John Wuthrich is a Swiss chemist and Nobel Prize laureate for inventing a technique that allows scientists to study the three-dimensional structure of proteins using nuclear magnetic resonance spectroscopy.

This technology, first developed in the 1940s and still used today to study biological molecules, is similar to mass spectrometry but provides more insights into a molecule’s chemical structure than what mass spectrometry alone can tell you.

Early Life and Education

John was the eldest brother in a long line of Wuthrich brothers, born in 1894 to Ed and Kim Wuthrich. After graduating from Midland Lee High School, he played baseball for the Rebels and earned himself a place on UIL 6A All-State First Team recognition in 2016. Additionally, John won both Junior and Season MVP awards during his junior and senior years.

He experienced a turbulent youth but found peace in adulthood after marrying Mary Wasson and raising two children, Craig and Connie. Additionally, he was involved in many community and church activities throughout his life, particularly Immanuel Lutheran church in Round Rock, Texas where he served on several committees and served as an enthusiastic volunteer for many years. Additionally, he enjoyed collecting art and reading voraciously.

Professional Career

John Wuthrich, a Lee High School graduate, has achieved success at the Division I level. He has played with the Toledo Walleye for three seasons and scored 28 points in 53 games while representing them.

Wuthrich, a junior right fielder, is considered a top prospect for the 2020 Major League Baseball First-Year Player Draft. Baseball America named him one of its top 20 prospects in their 2020 Sun Belt Conference preview.

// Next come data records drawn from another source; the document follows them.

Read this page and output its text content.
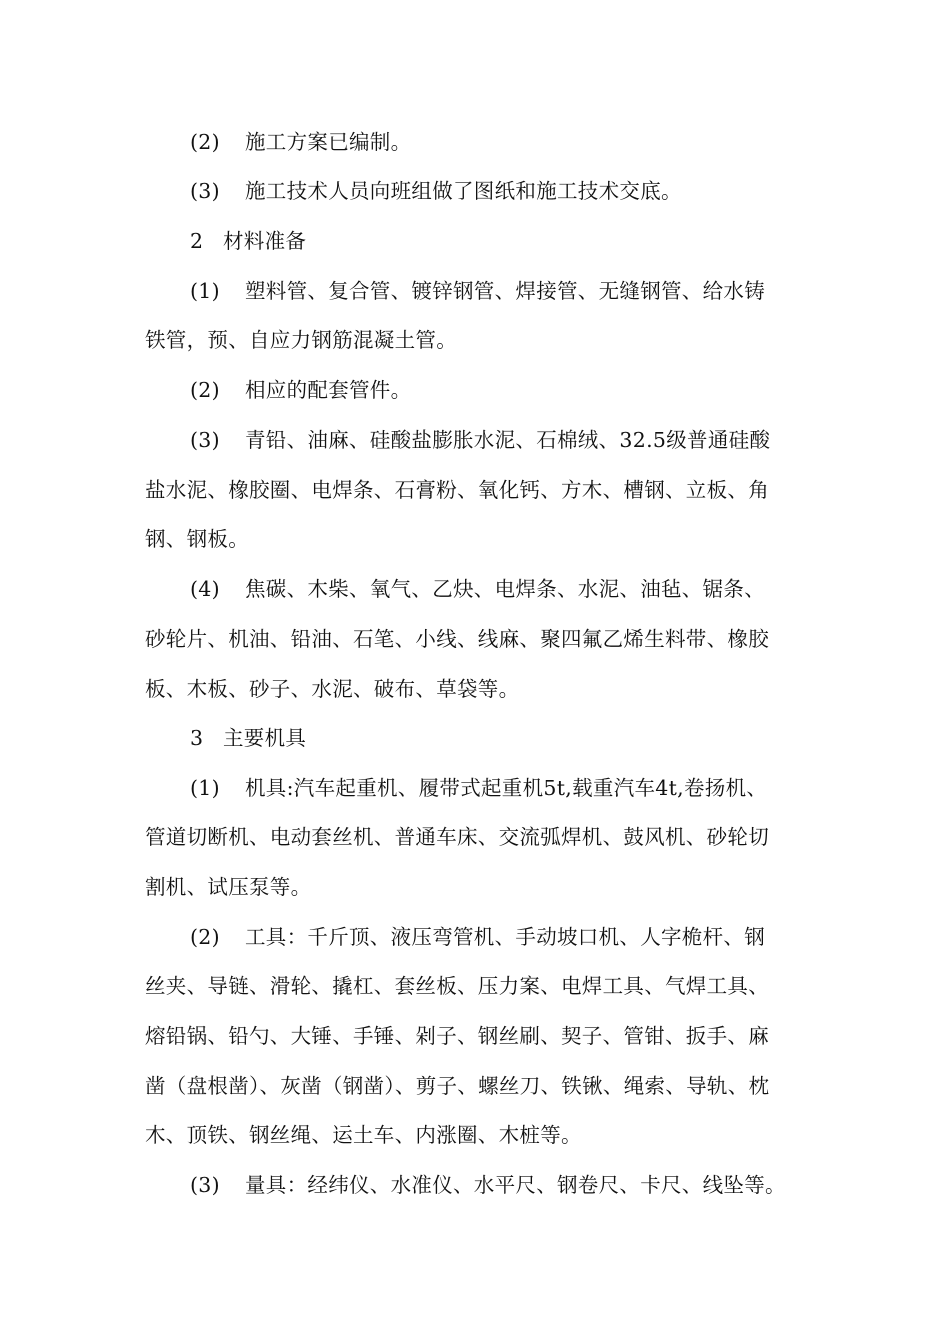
(2) 施工方案已编制。
(3) 施工技术人员向班组做了图纸和施工技术交底。
2 材料准备
(1) 塑料管、复合管、镀锌钢管、焊接管、无缝钢管、给水铸
铁管，预、自应力钢筋混凝土管。
(2) 相应的配套管件。
(3) 青铅、油麻、硅酸盐膨胀水泥、石棉绒、32.5级普通硅酸
盐水泥、橡胶圈、电焊条、石膏粉、氧化钙、方木、槽钢、立板、角
钢、钢板。
(4) 焦碳、木柴、氧气、乙炔、电焊条、水泥、油毡、锯条、
砂轮片、机油、铅油、石笔、小线、线麻、聚四氟乙烯生料带、橡胶
板、木板、砂子、水泥、破布、草袋等。
3 主要机具
(1) 机具:汽车起重机、履带式起重机5t,载重汽车4t,卷扬机、
管道切断机、电动套丝机、普通车床、交流弧焊机、鼓风机、砂轮切
割机、试压泵等。
(2) 工具：千斤顶、液压弯管机、手动坡口机、人字桅杆、钢
丝夹、导链、滑轮、撬杠、套丝板、压力案、电焊工具、气焊工具、
熔铅锅、铅勺、大锤、手锤、剁子、钢丝刷、契子、管钳、扳手、麻
凿（盘根凿）、灰凿（钢凿）、剪子、螺丝刀、铁锹、绳索、导轨、枕
木、顶铁、钢丝绳、运土车、内涨圈、木桩等。
(3) 量具：经纬仪、水准仪、水平尺、钢卷尺、卡尺、线坠等。
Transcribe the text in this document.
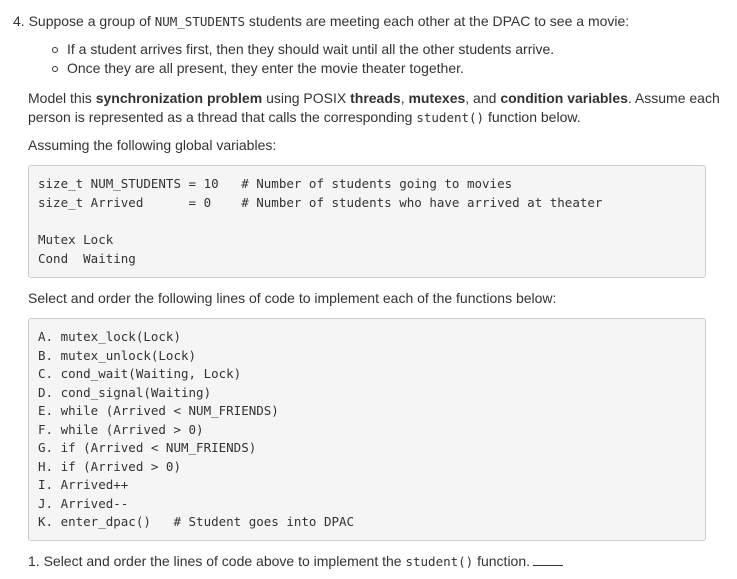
4. Suppose a group of NUM_STUDENTS students are meeting each other at the DPAC to see a movie:
If a student arrives first, then they should wait until all the other students arrive.
Once they are all present, they enter the movie theater together.
Model this synchronization problem using POSIX threads, mutexes, and condition variables. Assume each
person is represented as a thread that calls the corresponding student() function below.
Assuming the following global variables:
size_t NUM_STUDENTS = 10   # Number of students going to movies
size_t Arrived      = 0    # Number of students who have arrived at theater
Mutex Lock
Cond  Waiting
Select and order the following lines of code to implement each of the functions below:
A. mutex_lock(Lock)
B. mutex_unlock(Lock)
C. cond_wait(Waiting, Lock)
D. cond_signal(Waiting)
E. while (Arrived < NUM_FRIENDS)
F. while (Arrived > 0)
G. if (Arrived < NUM_FRIENDS)
H. if (Arrived > 0)
I. Arrived++
J. Arrived--
K. enter_dpac()   # Student goes into DPAC
1. Select and order the lines of code above to implement the student() function.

He also has a roster spot with the Waterloo (Iowa) Bucks in the Northwoods League, a summer wood bat league for collegiate players. However, on Thursday the league announced it has postponed its season indefinitely.

Achievements and Honors

Kurt Wuthrich is a Swiss chemist who earned half of the 2002 Nobel Prize in Chemistry for his research on nuclear magnetic resonance (NMR). Through NMR he developed an approach that allows scientists to study proteins – large molecules composed of amino acids.

NMR technology can reveal a great deal of information on the three-dimensional and dynamic structure of molecules. Wuthrich was even able to use this technology for measuring precise distances between various points within a protein molecule!

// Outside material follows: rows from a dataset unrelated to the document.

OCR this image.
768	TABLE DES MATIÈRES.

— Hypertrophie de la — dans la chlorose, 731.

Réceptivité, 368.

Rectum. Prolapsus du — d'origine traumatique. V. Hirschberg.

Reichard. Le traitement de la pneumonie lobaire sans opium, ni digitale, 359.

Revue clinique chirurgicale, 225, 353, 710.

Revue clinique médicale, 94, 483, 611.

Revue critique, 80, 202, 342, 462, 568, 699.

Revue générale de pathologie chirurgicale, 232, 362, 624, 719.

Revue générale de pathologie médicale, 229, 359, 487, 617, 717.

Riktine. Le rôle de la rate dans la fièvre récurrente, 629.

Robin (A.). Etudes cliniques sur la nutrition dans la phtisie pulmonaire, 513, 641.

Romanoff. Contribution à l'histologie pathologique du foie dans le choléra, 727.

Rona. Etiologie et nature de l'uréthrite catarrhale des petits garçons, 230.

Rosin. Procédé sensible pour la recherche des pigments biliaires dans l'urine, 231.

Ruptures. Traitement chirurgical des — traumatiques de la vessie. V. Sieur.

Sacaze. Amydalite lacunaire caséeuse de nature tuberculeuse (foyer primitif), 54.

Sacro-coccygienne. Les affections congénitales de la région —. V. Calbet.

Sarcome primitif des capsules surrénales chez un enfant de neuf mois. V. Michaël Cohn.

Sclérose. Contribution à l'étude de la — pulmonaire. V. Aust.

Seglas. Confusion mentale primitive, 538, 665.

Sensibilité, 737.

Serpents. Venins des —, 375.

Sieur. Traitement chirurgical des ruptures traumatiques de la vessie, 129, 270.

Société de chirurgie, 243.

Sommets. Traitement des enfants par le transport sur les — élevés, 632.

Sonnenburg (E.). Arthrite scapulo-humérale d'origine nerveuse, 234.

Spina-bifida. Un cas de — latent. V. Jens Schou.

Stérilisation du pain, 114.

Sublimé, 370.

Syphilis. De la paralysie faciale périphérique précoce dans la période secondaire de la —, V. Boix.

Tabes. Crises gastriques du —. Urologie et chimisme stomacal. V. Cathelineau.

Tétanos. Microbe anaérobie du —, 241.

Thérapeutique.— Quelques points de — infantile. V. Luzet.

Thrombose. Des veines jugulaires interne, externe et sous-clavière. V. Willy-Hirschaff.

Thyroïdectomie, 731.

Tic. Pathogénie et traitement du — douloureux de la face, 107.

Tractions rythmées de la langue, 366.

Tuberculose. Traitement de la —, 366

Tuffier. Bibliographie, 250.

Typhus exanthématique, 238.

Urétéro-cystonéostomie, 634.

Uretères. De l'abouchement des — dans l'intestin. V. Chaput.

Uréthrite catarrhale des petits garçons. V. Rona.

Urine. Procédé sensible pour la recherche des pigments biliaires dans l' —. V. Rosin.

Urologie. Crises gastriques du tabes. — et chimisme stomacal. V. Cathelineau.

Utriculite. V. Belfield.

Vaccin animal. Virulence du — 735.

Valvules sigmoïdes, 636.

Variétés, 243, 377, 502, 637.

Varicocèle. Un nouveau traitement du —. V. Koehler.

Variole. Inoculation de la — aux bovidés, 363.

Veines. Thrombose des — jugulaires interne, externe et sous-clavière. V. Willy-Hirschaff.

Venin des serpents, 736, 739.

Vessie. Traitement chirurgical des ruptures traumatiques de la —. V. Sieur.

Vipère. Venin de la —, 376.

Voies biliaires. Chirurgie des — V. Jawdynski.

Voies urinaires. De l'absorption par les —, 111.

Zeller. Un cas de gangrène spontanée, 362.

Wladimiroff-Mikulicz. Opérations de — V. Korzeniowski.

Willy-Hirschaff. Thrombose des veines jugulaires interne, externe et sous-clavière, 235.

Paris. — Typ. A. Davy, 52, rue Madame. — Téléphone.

He is a professor of biophysics at ETH Zurich in Switzerland and visiting professor at Scripps Research Institute in La Jolla, California. Additionally, he holds membership in the National Academy of Sciences.

Personal Life

John Wuthrich’s personal life revolved around his family. As a husband, father, and grandfather he enjoyed traveling to different countries to discover different cultures.

He loved spending time outdoors and with his friends and family. He was an incredibly kind individual who always tried to help those in need.

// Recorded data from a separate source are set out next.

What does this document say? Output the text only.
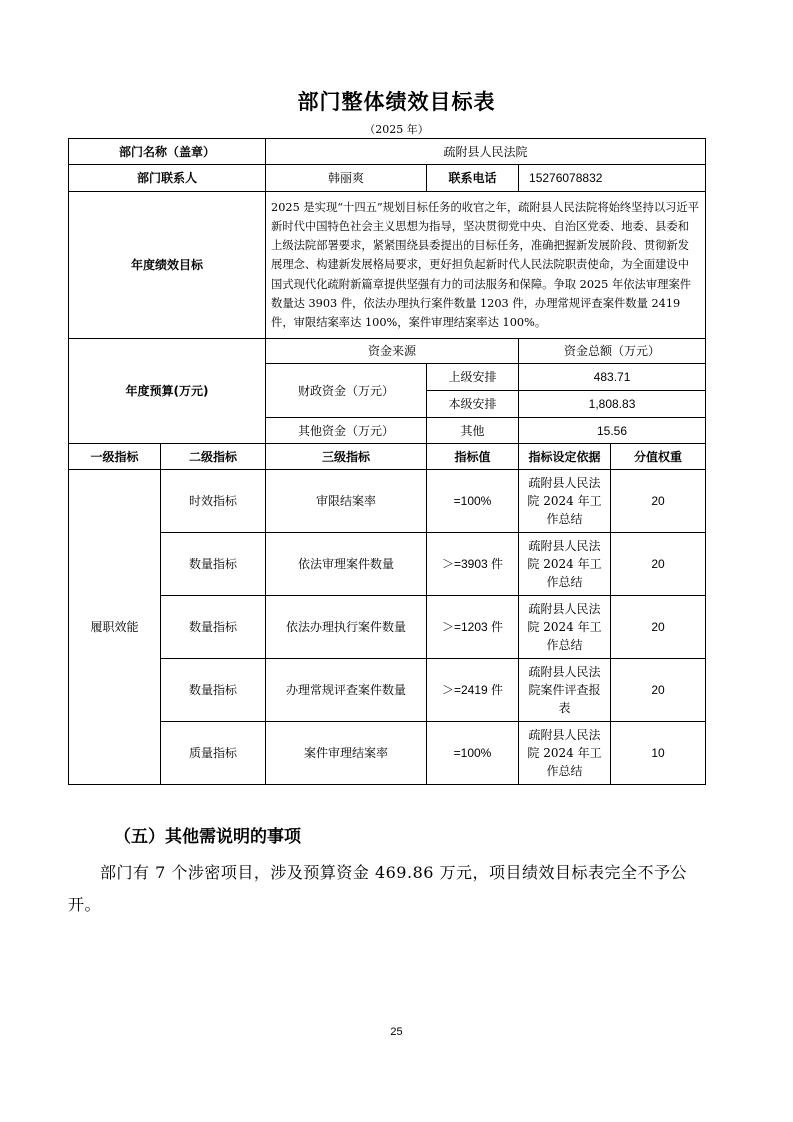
部门整体绩效目标表
（2025 年）
部门名称（盖章）		疏附县人民法院			
部门联系人		韩丽爽	联系电话	15276078832	
年度绩效目标		2025 是实现“十四五”规划目标任务的收官之年，疏附县人民法院将始终坚持以习近平新时代中国特色社会主义思想为指导，坚决贯彻党中央、自治区党委、地委、县委和上级法院部署要求，紧紧围绕县委提出的目标任务，准确把握新发展阶段、贯彻新发展理念、构建新发展格局要求，更好担负起新时代人民法院职责使命，为全面建设中国式现代化疏附新篇章提供坚强有力的司法服务和保障。争取 2025 年依法审理案件数量达 3903 件，依法办理执行案件数量 1203 件，办理常规评查案件数量 2419 件，审限结案率达 100%，案件审理结案率达 100%。			
年度预算(万元)		资金来源		资金总额（万元）	
		财政资金（万元）	上级安排	483.71	
			本级安排	1,808.83	
		其他资金（万元）	其他	15.56	
一级指标	二级指标	三级指标	指标值	指标设定依据	分值权重
履职效能	时效指标	审限结案率	=100%	疏附县人民法院 2024 年工作总结	20
	数量指标	依法审理案件数量	＞=3903 件	疏附县人民法院 2024 年工作总结	20
	数量指标	依法办理执行案件数量	＞=1203 件	疏附县人民法院 2024 年工作总结	20
	数量指标	办理常规评查案件数量	＞=2419 件	疏附县人民法院案件评查报表	20
	质量指标	案件审理结案率	=100%	疏附县人民法院 2024 年工作总结	10
（五）其他需说明的事项
部门有 7 个涉密项目，涉及预算资金 469.86 万元，项目绩效目标表完全不予公开。
25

His passion was flowers, leading him to open his own business growing them in Logan, Utah. Additionally, he was an enthusiastic curler and thoroughly enjoyed playing the sport.

He is survived by his loving wife of 61 years, Mary Wuthrich; son Craig (Good Buddy) Wuthrich; daughter Connie Cieker and seven grandchildren. He will be interred at Maple Hill Cemetery in Homerville, Ohio.

Net Worth

Wuthrich began in the dairy business when he joined a farmer’s cooperative creamery near Greenwood, Indiana in 1904. Over time it evolved into an empire-spanning operation; today Grassland Dairy Products produces roughly one-third of all butter consumed in America and has amassed a net worth of $10 million. Furthermore, he owns shares in Grassland Grain corn seed company as well. In 2018 Wuthrich was promoted to Worldwide Head of Home Entertainment & Games at Warner Bros. He was responsible for creating digital products/formats along with global licensing strategies which maximized value after films left theaters.